New Music on 2SER 14/06/21
Image: Karen Murphy
Welcome to the new music review where we connect you with some of the best new music spinning on Breakfast, The Daily and Drive programs.
ALBUMS / EP:
Sleater Kinney – Path Of Wellness (FEATURE ALBUM)
Greentea Peng – MAN MADE
Jonny Kosmo – Pastry
Marina Allen – Candlepower
Mndsgn – Rare Pleasure
Quivers – Golden Doubt
Restless Leg – Dream Buffet
Second Idol – Defence Mechanisms (EP)
Al Matcott – Mediocre
Curtis Harding – Hopeful
E for Echo – Killing Time
Lady King – Tease Me
Meteor Infant – Scarecrow
Nick Garbett & Mike Majkowski – Mid Mountains
Sleater-Kinney are in a weird space. On 2019’s The Center Won’t Hold, the trio shifted their sound away from angular guitar riffs towards a more stylised synth-rock with the help of St Vincent’s Annie Clark. But before the album was released, longtime drummer Janet Weiss suddenly quit the band, seemingly as a form of protest against the use of a drum machine. Now the remaining duo, Corin Tucker and Carrie Brownstein, are left to reinvent themselves again. The route they’ve taken on Path of Wellness is to go back to the back-and-forth vocals and janky indie rock of their ’90s and ’00s records. This retreat to an older, safer sound is inevitably somewhat deflating, as the correction comes off as an apology for the last record. But the chemistry between Tucker and Brownstein’s guitars and vocals are undeniable and sound as as good as ever.

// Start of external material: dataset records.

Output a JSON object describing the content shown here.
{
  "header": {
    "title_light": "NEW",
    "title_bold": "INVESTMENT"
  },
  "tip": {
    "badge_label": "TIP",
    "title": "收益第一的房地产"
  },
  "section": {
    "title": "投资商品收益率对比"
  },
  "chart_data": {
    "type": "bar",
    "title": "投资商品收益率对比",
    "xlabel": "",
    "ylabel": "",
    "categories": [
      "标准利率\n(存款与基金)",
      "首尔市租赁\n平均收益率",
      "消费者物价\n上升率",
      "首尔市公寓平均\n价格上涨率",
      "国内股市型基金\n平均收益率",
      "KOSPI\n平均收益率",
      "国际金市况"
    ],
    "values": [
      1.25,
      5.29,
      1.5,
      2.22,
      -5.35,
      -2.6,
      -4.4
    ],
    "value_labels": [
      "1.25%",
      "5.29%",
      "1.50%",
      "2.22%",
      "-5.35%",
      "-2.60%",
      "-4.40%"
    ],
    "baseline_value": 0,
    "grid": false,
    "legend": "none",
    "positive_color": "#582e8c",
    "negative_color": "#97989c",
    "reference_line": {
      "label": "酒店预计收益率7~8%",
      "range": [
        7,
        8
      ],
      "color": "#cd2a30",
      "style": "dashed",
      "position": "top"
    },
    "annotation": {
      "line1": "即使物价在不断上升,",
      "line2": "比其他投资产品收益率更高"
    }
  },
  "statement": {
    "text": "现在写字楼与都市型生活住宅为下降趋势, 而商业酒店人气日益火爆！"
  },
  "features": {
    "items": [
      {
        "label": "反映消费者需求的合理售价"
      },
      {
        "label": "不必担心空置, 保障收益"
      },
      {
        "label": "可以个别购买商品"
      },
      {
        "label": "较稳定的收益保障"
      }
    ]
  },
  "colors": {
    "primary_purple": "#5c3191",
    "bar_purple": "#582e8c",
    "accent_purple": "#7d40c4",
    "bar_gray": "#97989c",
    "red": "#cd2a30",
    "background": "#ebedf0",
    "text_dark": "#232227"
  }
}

LA beat producer Mndsgn (Ringgo Anchetta) throws his hat into the break-up album game with Rare Pleasure. Working with a live band, including singer Anna Wise and string arranger Miguel Atwood-Ferguson, this is the most personal and emotional Anchetta has been, with his vocals clear and front-and-centre. So far gone from his instrumental beat tapes, the Rare Pleasure sounds more like a singer-songwriter record, with Anchetta on piano set to dense arrangements of strings, harp, and choirs.
Early press about Los Angeles singer-songwriter Marina Allen’s debut album Candlepower has pigeonholed her as a Carole King/Joni Mitchell pastiche. And while Allen very much wears her ’70s Laurel Canyon influences on her sleeve, with her acoustic guitar balladry sounding straight from that period, the reviews underestimate her. Turn to dissonant horns and strings on album highlight ‘Belong Here’, or the double-tracked spoken word on ‘Believer’, and you hear an artist constantly building and innovating on top of older styles.